India’s largest airline, InterGlobe Aviation, also known as Indigo, could have had a good April-June quarter as it was the summer season and the first quarter without Covid lockdowns in two years, bringing aviation to a standstill.

But this has only allowed them to limit their losses to 1,064 crore in the June quarter, from ₹3,174 crore last year. This is despite a fourfold increase in operating revenue to 12,855 crore as capacity increased by 145%.

In addition to the return of economic activity, it was also related to a surge in fuel prices by a massive 95.5% during the quarter, foreign exchange losses due to a volatile currency and more.

Indigo says that if the currency loss of 1,424 is excluded, the company would make a net profit of ₹360 crore.

“We reported the highest revenue ever generated by the company, producing profits on an operational level. However, due to cost pressures on fuel and foreign exchange, we were unable to translate this strong sales performance into net profitability. While our second quarter financial performance will be challenged by weak seasonality, the long-term revenue trend remains strong,” said CEO Ronojoy Dutta.

Particularities Revenue Loss Total Expenses
Q1 FY23 ₹13,018 crore (₹1,064 crore) ₹14,083 crore
Q1 FY22 ₹3,170 crores (₹3,174 crores) ₹6,344 crore
Q1 FY21 ₹1,143 crore (₹2,844 crore) ₹3.986 crore
Q1 FY20 ₹9,786 crore ₹1,203 crore ₹8,277 crore


Indigo could make gains in the December quarter
The next quarter will not improve either, as the seasonal effect of the summer quarter will disappear. Sales are expected to fall next quarter as schools open, monsoons and the month shrad when fewer people travel.

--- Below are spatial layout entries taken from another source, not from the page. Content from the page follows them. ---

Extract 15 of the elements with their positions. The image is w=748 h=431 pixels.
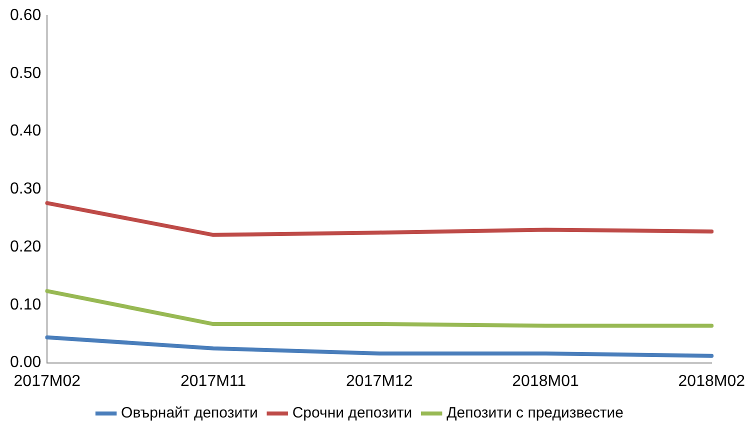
y-tick-label: 0.10	[10, 296, 42, 314]
x-tick-label: 2017M11	[180, 372, 246, 390]
legend-label: Депозити с предизвестие	[446, 404, 624, 422]
legend-label: Срочни депозити	[292, 404, 412, 422]
x-tick-label: 2018M01	[512, 372, 579, 390]
y-tick-label: 0.40	[10, 122, 42, 140]
y-tick-label: 0.60	[10, 7, 42, 24]
y-tick-label: 0.30	[10, 180, 42, 198]
y-tick-label: 0.20	[10, 238, 42, 256]
x-tick-label: 2018M02	[678, 372, 746, 390]
legend-label: Овърнайт депозити	[121, 404, 258, 422]
y-tick-label: 0.50	[10, 64, 42, 82]
x-tick-label: 2017M02	[14, 372, 81, 390]
x-tick-label: 2017M12	[346, 372, 413, 390]
y-tick-label: 0.00	[10, 354, 42, 372]
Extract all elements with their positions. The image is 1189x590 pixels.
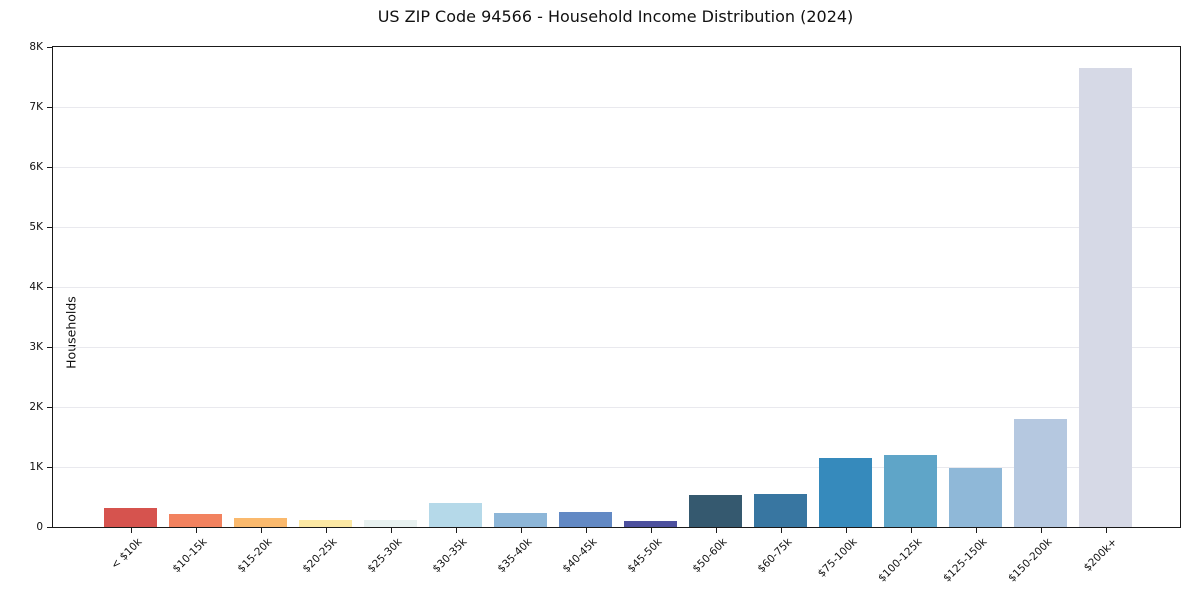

“All these things tend to hold back revenue in the second quarter. And it’s historically not a one-year phenomenon,” Dutta said in an analyst call.

However, Dutta hopes that as the pressure on fuel and foreign exchange eases, they will turn a profit in the third quarter of the fiscal year.

“If fuel and foreign exchange behave just a little bit, I think we could have a targeted storm of profitability in the third quarter,” he said.

‘Giving up trains for us’
Indigo resumed planned international operations and now operates roughly at a pre-covid international level. The capacity deployed in the June quarter was about 35% higher than in the previous quarter and about 7% higher than pre-covid capacity.

He added that business travel has been strong. “People also travel like crazy to tourist destinations. So markets like Srinagar, Leh, Dehradun and Goa are all performing very well.

“We are getting train to airline replacement in all these short autumn markets be it Delhi-Lucknow, Delhi-Dehradun, Kolkata-Devgad people are giving up the trains and coming to us. This is a positive sign,” he says.

Even as the love of travel grows, most airlines will face new competition, such as the launch of Rakesh Jhunjhunwala-backed Akasa Air, the comeback of Jet Airways and the relaunch of Air India.

“The fact that competition is increasing and the addition in flights is also quite small, capacity is limited at the moment. We don’t see too much impact from the competition, if we see something we see a healthy industrial environment in terms of prices,” said Dutta.